Personally, I really like the idea of a safety net - but I resent that so many safety net projects specifically exclude white people; they should be open to anyone who has a legitimate need. I want to hit something when I hear it suggested that reverse discrimination never hurt nobody; of course it does. It's just that nobody listens to the people who actually carry that burden.

And lots of people resent programs that destroy incentive and undermine the work ethic.

There's been a lot of shaming going on for the past several decades. People aren't proud to be an American anymore, and they don't want to speak the language, and expecting people to assimilate the way my own people assimilated is considered somehow insulting.

To become affluent too often means leaving behind your immigrant roots. In today's America, if you started from working class white stock but you're moving up in the world, you either become a conservative, or you disown your heritage and take on the peculiar identity of the latte liberal - the self-hating white, the America-hating privileged American.

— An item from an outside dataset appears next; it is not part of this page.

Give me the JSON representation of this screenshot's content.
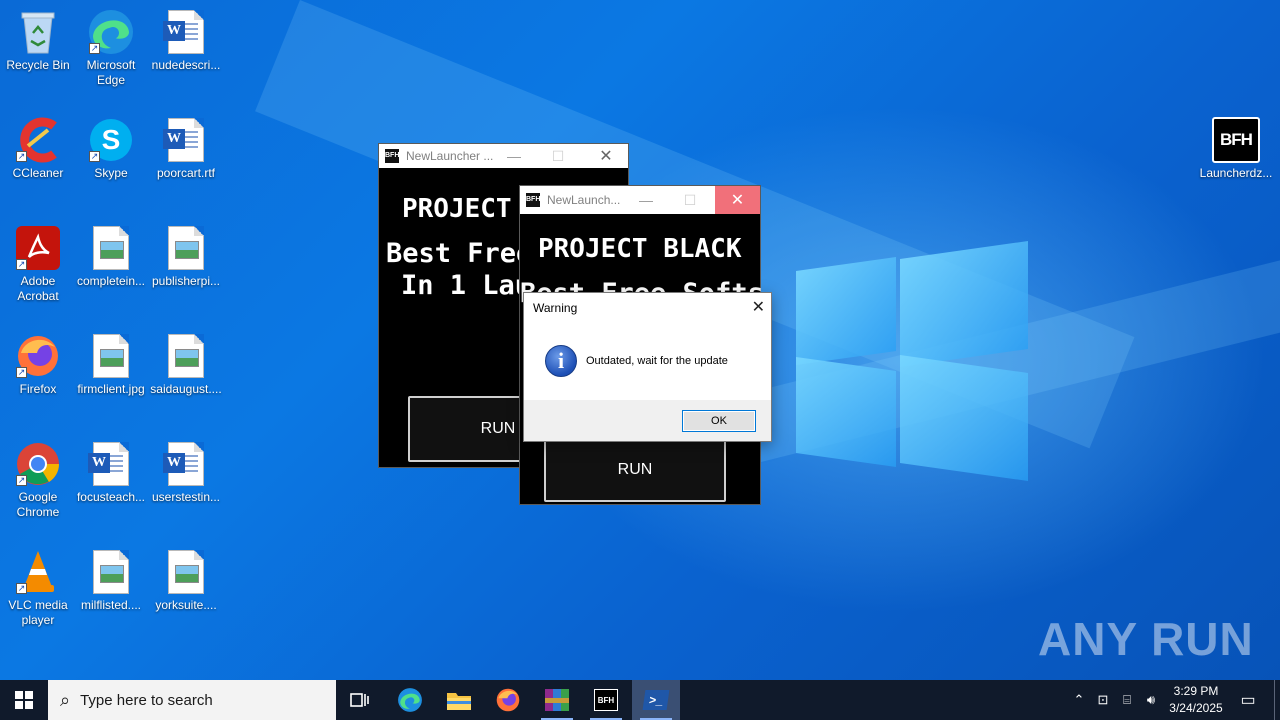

Many liberals seem happy to do this. They are only too pleased to have an excuse to be angry with their small town origins. I guess it's fun to mock their parents' culture. They get to be better than, and smarter.
"The place where I come from
is a small town
They think so small
they use small words.
But not me
I'm smarter than that..."

"...and my Heaven will be a big Heaven
And I will walk through the front door."

- Peter Gabriel, Big Time
I won't vote for Obama because he doesn't understand that we don't share his identity crisis - we have our own identity, and we don't particularly want to renounce it so that we can become latte liberals. Or so that we can become free trade conservatives. Or so that we can become...whatever the hell it is he is offering us. (Kos Libertarianism?)

Once upon a time, the underprivileged stood together. The blacks (and other minorities) have legitimate grievances, but they are making a big mistake in letting their leaders turn their anger against "America", which too often means against the labor vote (divide and conquer).